Who else do you find inspiring in that regard?
I think, for instance, Phil Guston is one of the greatest American artists that ever lived because he switched to those [late] paintings. Everybody in New York thought he lost his God damn mind. Those to me are much better than his early abstract expressionist paintings. Although his early paintings were beautiful paintings. Guston went through some changes in his life and started painting honest painting that were fantastic. I see a parallel between Guston and Jasper Johns. You know, nobody likes Jasper Johns' new paintings. They're scared to death of them. But I see the similarity. He's an older man now and other things are important to him.
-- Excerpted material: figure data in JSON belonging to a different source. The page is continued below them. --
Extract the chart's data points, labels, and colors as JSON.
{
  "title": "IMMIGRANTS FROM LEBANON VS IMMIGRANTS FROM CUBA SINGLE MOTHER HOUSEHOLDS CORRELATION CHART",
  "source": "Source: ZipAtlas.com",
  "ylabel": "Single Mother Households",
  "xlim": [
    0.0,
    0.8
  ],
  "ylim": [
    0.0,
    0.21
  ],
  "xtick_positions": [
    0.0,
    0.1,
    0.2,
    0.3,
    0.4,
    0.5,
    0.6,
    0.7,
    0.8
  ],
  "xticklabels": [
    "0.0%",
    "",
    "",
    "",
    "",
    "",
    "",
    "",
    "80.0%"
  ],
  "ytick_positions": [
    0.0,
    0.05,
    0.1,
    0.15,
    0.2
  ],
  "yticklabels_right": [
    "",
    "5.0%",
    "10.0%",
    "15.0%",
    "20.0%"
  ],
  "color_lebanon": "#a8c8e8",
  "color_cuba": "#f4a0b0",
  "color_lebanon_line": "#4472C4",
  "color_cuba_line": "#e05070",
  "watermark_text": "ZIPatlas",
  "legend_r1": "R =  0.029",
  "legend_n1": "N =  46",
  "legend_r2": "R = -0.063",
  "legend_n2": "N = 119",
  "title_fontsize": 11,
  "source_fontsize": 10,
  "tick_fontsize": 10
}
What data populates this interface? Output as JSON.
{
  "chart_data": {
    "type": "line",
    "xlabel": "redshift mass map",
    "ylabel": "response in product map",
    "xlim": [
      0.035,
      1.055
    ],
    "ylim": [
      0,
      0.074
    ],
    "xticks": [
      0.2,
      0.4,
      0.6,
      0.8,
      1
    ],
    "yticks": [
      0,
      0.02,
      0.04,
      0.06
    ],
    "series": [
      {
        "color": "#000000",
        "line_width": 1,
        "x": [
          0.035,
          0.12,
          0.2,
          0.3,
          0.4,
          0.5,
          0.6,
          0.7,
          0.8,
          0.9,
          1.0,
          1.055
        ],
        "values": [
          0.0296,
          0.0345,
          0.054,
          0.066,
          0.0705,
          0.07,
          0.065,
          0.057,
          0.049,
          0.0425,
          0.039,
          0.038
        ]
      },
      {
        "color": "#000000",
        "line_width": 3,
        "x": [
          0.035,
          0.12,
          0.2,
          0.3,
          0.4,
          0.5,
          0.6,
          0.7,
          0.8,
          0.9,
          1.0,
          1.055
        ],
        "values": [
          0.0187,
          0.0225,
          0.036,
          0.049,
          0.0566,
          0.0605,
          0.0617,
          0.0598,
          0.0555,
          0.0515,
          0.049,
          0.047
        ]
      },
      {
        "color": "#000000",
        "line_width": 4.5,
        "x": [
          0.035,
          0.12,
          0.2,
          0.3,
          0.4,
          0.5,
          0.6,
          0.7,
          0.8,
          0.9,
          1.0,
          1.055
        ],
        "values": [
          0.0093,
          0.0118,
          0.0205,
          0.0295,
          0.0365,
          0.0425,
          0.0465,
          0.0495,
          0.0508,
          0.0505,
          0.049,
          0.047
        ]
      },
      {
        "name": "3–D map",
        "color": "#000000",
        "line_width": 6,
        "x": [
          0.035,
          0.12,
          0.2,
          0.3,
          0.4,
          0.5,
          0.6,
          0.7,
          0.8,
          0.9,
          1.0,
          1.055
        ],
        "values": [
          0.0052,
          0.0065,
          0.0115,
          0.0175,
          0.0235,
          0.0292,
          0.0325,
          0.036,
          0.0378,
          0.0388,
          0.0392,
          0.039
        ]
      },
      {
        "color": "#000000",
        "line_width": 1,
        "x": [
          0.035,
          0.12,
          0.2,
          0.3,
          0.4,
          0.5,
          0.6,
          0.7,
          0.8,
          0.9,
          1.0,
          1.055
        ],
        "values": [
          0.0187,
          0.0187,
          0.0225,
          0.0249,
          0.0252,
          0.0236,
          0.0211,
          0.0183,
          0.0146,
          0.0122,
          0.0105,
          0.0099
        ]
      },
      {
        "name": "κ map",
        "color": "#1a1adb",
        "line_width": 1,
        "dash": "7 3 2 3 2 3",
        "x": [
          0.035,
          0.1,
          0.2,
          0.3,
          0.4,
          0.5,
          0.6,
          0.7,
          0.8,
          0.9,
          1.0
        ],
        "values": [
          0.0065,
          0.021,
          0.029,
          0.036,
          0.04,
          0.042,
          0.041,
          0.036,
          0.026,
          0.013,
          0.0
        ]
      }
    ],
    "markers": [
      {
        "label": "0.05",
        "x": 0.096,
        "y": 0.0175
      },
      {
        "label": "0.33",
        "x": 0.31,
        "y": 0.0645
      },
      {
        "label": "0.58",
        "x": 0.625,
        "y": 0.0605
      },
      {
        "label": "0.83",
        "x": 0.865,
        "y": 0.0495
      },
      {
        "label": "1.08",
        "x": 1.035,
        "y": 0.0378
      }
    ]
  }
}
He doesn't give a shit about making an American flag or a God damn target anymore. These are more personal and autobiographical. They are full of information. They are interesting and they're Jasper Johns story. Now, they may make it look that Jasper wasn't as great as we all thought, but I think it makes him out to be a damn interesting, gutsy artist. The fact that half these critics and people turn their backs on them is bullshit. But at least he's a real artist. As an artist you get these ideas. Who the hell knows where they come from. But if you have the guts to act them out, that's what you should be appreciated for. Unfortunately, in the art world it doesn't work that way. Because they want to fortify that one, recognizable image, is worth 'x' amount of dollars and made fame. And that's wrong. Or that you did something radical and new. Doing something radical and new sometimes can be interesting. At other times it's just pure, I don't know what the hell it is, news. And news, I mean. Nobody likes yesterday's paper.
What do you want to do in your work at this point in your life?
Ultimately, what I would really love to do is make good enough paintings that other people who want to make paintings would say 'God I wish I made those paintings'. To me that's the ultimate thing, that if another person who feels the way I do about painting says, 'I wish I could do that!' That's it.